Shanya

Shanya is a packer-as-a-service (PaaS) / crypter used to obfuscate and load malicious payloads, and is increasingly associated with ransomware operations. Sophos reported that it emerged on underground forums in late 2024, where a related offering called VX Crypt was attributed to an entity named "Shanya." Advertised features included non-standard in-memory module loading, unique stubs per customer, AMSI bypass for .NET assemblies, anti-VM and anti-sandbox behavior, and optional sideloading. It has also been referred to by other researchers as TangleCrypt and possibly the Armillaria loader.

Technically, Shanya uses heavy junk-code obfuscation, dynamic API resolution via custom hashing, and anti-analysis checks involving RtlDeleteFunctionTable. It decrypts and decompresses payloads in memory and loads them by mapping a second copy of shell32.dll, overwriting the image header and .text section with the decrypted payload, and altering module metadata in the PEB to disguise the mapped image. Sophos also reported that Shanya stores a pointer to an internal configuration table in the PEB GdiHandleBuffer field. Observed sample naming included shanya_crypter.exe and DLL names derived from "Shanya."

A major observed use case is packaging an EDR killer used ahead of ransomware deployment. In these cases, Shanya-packed malware commonly uses DLL side-loading with legitimate binaries such as consent.exe and malicious DLLs including msimg32.dll, version.dll, rtworkq.dll, and wmsgapi.dll.
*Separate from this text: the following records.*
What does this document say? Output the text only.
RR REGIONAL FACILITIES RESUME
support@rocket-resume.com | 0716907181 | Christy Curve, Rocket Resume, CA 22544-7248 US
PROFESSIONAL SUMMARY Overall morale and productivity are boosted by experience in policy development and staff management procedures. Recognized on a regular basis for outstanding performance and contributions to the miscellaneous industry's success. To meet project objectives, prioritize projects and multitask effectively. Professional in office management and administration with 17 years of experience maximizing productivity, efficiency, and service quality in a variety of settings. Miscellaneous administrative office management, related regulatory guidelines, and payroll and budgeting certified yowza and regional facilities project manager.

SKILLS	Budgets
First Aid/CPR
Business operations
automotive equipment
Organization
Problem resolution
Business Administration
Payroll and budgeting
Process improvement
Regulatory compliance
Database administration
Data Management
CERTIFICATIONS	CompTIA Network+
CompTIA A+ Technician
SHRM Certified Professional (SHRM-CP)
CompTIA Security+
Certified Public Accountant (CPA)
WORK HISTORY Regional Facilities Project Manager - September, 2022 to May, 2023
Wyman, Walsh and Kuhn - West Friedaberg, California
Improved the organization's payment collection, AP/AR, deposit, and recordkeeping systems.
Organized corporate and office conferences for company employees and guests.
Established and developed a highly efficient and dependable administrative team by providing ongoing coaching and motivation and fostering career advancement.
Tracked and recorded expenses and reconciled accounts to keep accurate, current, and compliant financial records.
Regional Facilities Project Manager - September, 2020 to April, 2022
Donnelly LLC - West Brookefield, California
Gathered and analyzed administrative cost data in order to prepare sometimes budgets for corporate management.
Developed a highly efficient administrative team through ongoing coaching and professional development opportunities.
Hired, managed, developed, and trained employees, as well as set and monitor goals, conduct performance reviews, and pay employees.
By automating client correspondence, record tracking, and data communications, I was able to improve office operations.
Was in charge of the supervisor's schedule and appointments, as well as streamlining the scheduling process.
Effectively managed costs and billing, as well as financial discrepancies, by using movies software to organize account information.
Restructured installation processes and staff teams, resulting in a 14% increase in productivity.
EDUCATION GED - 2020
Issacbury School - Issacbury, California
The EDR killer drops a legitimate vulnerable TechPowerUp driver, ThrottleStop.sys or rwdrv.sys, together with a malicious unsigned kernel driver, hlpdrv.sys. The user-mode component enumerates targeted security-product services and processes and sends kill commands to the kernel driver to disable protections. Reporting cited first observed deployment near the end of April 2025 in a Medusa ransomware attack, with later use in Akira, Qilin, and Crytox operations.
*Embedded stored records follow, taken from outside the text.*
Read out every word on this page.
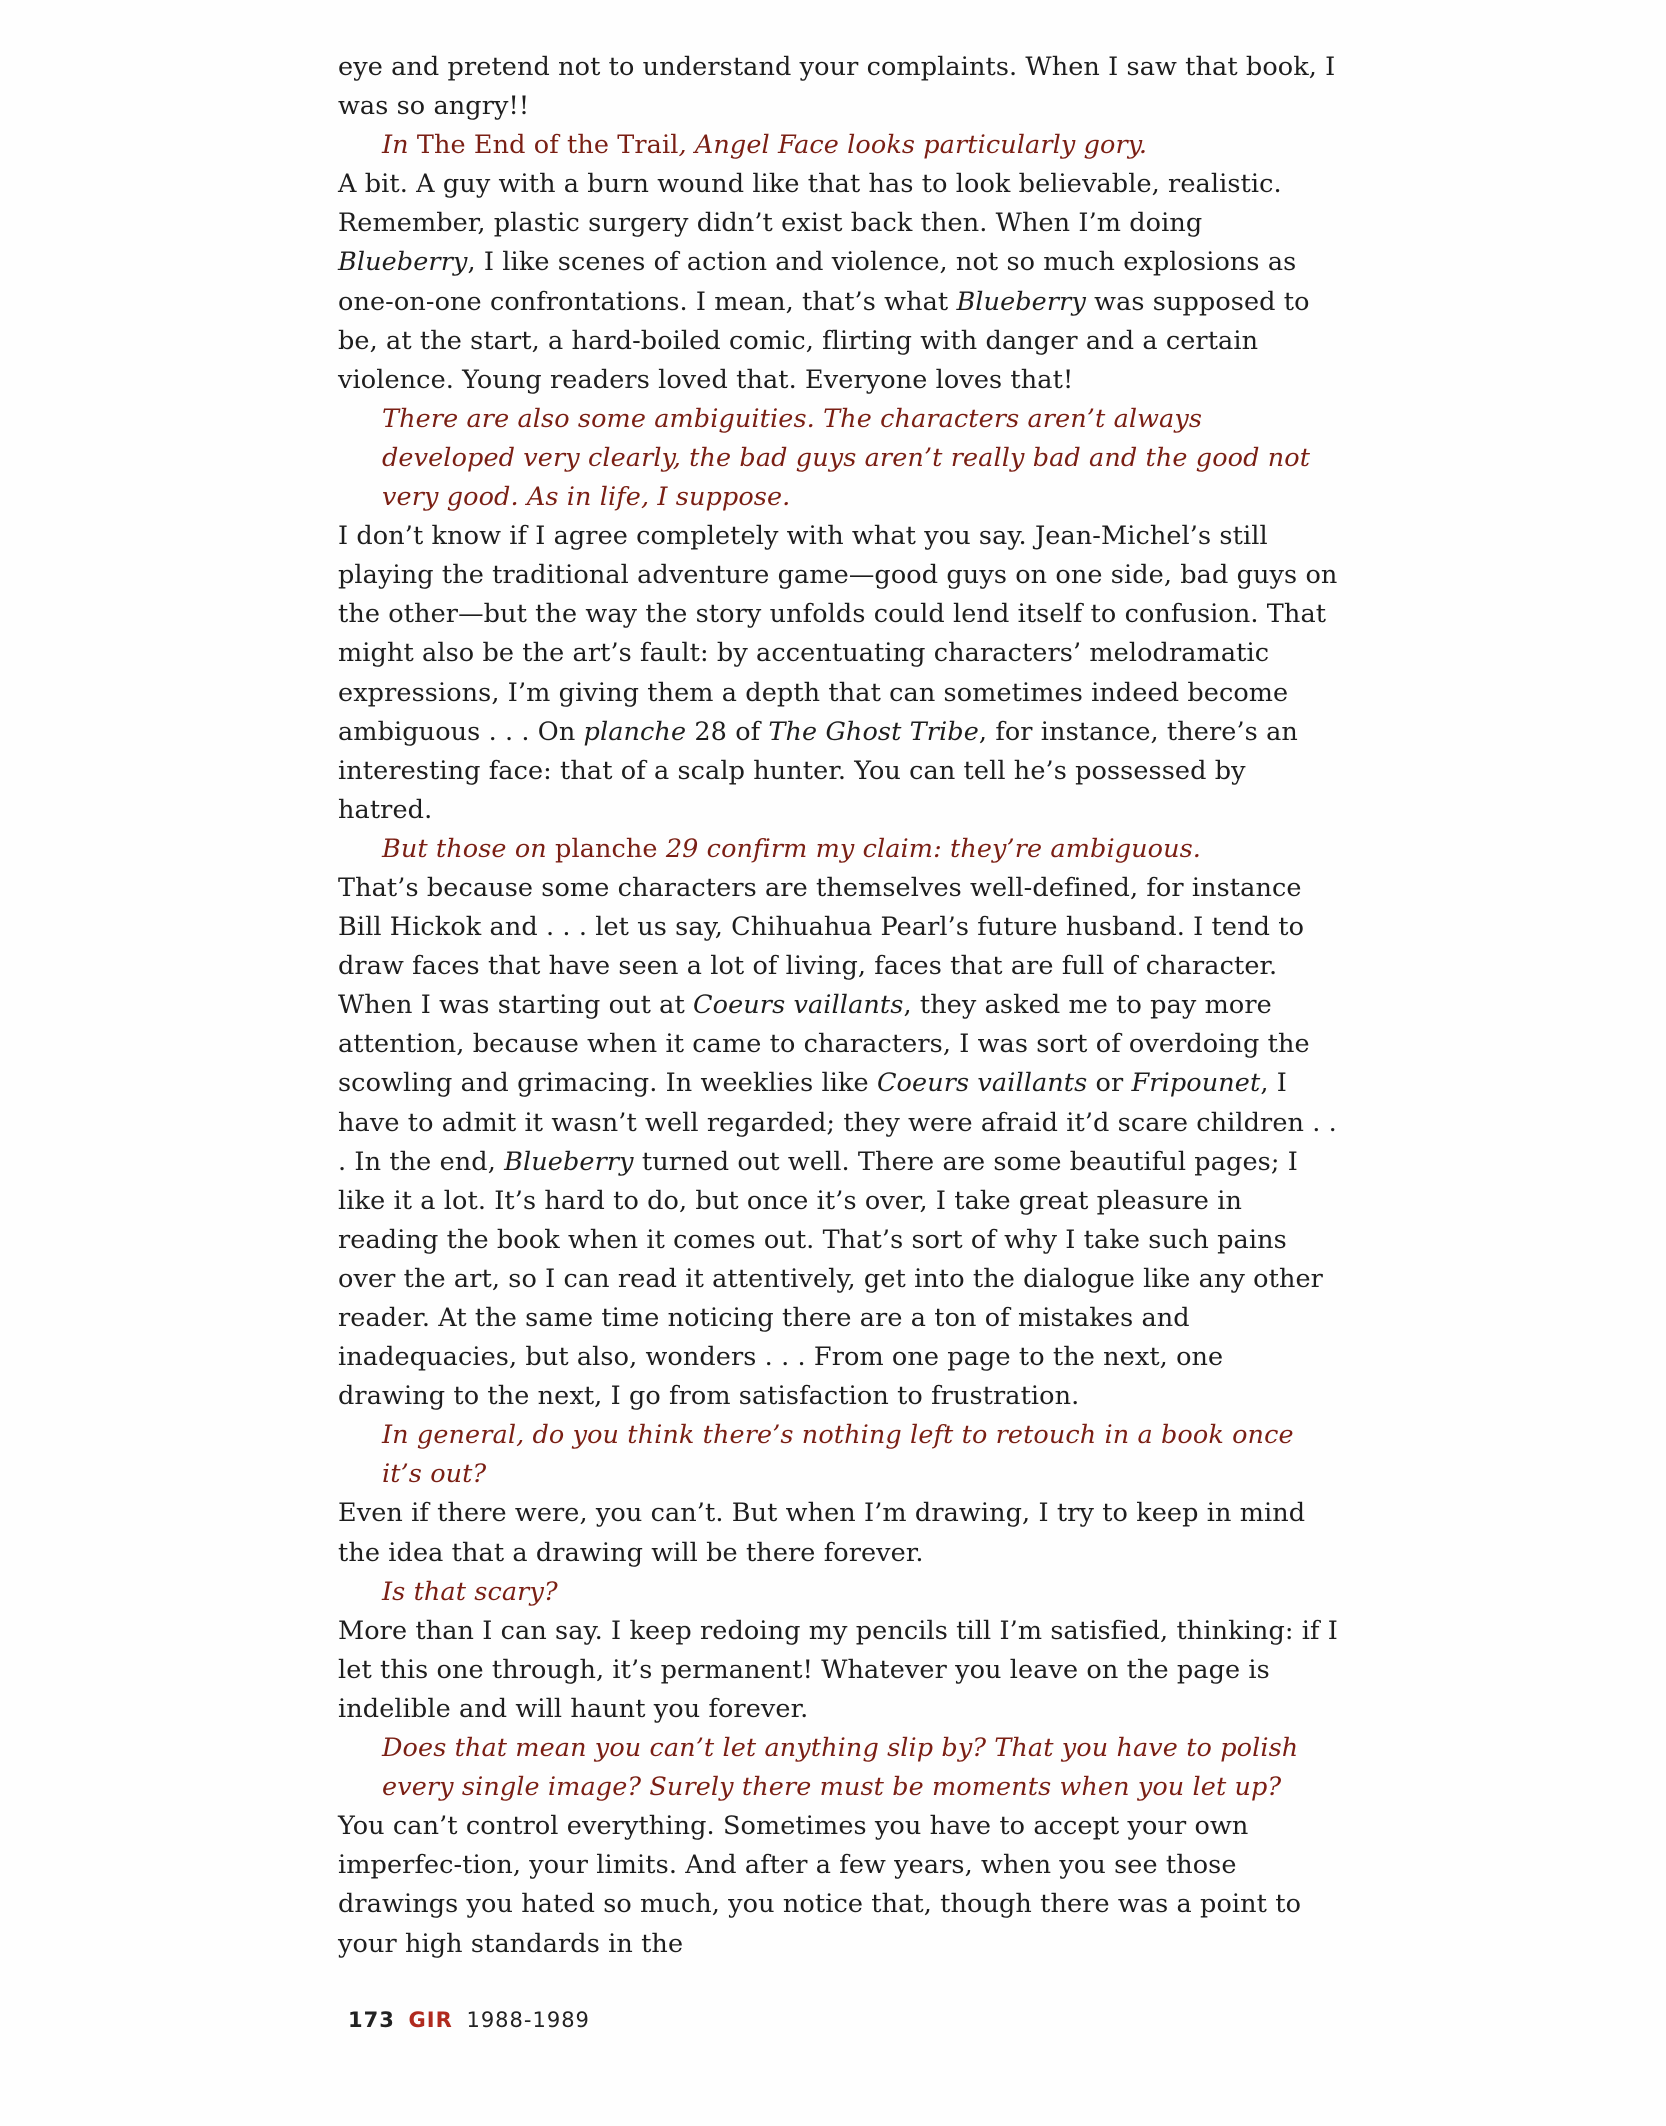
eye and pretend not to understand your complaints. When I saw that book, I was so angry!!

In The End of the Trail, Angel Face looks particularly gory.

A bit. A guy with a burn wound like that has to look believable, realistic. Remember, plastic surgery didn’t exist back then. When I’m doing Blueberry, I like scenes of action and violence, not so much explosions as one-on-one confrontations. I mean, that’s what Blueberry was supposed to be, at the start, a hard-boiled comic, flirting with danger and a certain violence. Young readers loved that. Everyone loves that!

There are also some ambiguities. The characters aren’t always developed very clearly, the bad guys aren’t really bad and the good not very good. As in life, I suppose.

I don’t know if I agree completely with what you say. Jean-Michel’s still playing the traditional adventure game—good guys on one side, bad guys on the other—but the way the story unfolds could lend itself to confusion. That might also be the art’s fault: by accentuating characters’ melodramatic expressions, I’m giving them a depth that can sometimes indeed become ambiguous . . . On planche 28 of The Ghost Tribe, for instance, there’s an interesting face: that of a scalp hunter. You can tell he’s possessed by hatred.

But those on planche 29 confirm my claim: they’re ambiguous.

That’s because some characters are themselves well-defined, for instance Bill Hickok and . . . let us say, Chihuahua Pearl’s future husband. I tend to draw faces that have seen a lot of living, faces that are full of character. When I was starting out at Coeurs vaillants, they asked me to pay more attention, because when it came to characters, I was sort of overdoing the scowling and grimacing. In weeklies like Coeurs vaillants or Fripounet, I have to admit it wasn’t well regarded; they were afraid it’d scare children . . . In the end, Blueberry turned out well. There are some beautiful pages; I like it a lot. It’s hard to do, but once it’s over, I take great pleasure in reading the book when it comes out. That’s sort of why I take such pains over the art, so I can read it attentively, get into the dialogue like any other reader. At the same time noticing there are a ton of mistakes and inadequacies, but also, wonders . . . From one page to the next, one drawing to the next, I go from satisfaction to frustration.

In general, do you think there’s nothing left to retouch in a book once it’s out?

Even if there were, you can’t. But when I’m drawing, I try to keep in mind the idea that a drawing will be there forever.

Is that scary?

More than I can say. I keep redoing my pencils till I’m satisfied, thinking: if I let this one through, it’s permanent! Whatever you leave on the page is indelible and will haunt you forever.

Does that mean you can’t let anything slip by? That you have to polish every single image? Surely there must be moments when you let up?

You can’t control everything. Sometimes you have to accept your own imperfec-tion, your limits. And after a few years, when you see those drawings you hated so much, you notice that, though there was a point to your high standards in the

173 GIR 1988-1989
Shanya has also been used outside pure ransomware deployment chains. Sophos linked it to delivery of BumbleBee, ChuChuka, Lumma, WHT downloader, StealC, and CastleRAT. In September 2025 it was associated with a Booking.com-themed ClickFix campaign targeting hotels, in which PowerShell downloaded content from biokdsl[.]com/upd or biklkfd[.]com/upd, retrieved consa[.]zip (SHA256: 59906b022adfc6f63903adbdbb64c82881e0b1664d6b7f7ee42319019fcb3d7e), side-loaded wmsgapi.dll via consent.exe, and ultimately deployed CastleRAT.

Sophos observed Shanya globally during 2025, with relatively higher prevalence in Tunisia and the United Arab Emirates, and detections in China concentrated around Shenzhen. The reporting characterizes Shanya as taking over part of the role previously played by HeartCrypt in enabling malware delivery and defense evasion for multiple criminal operators.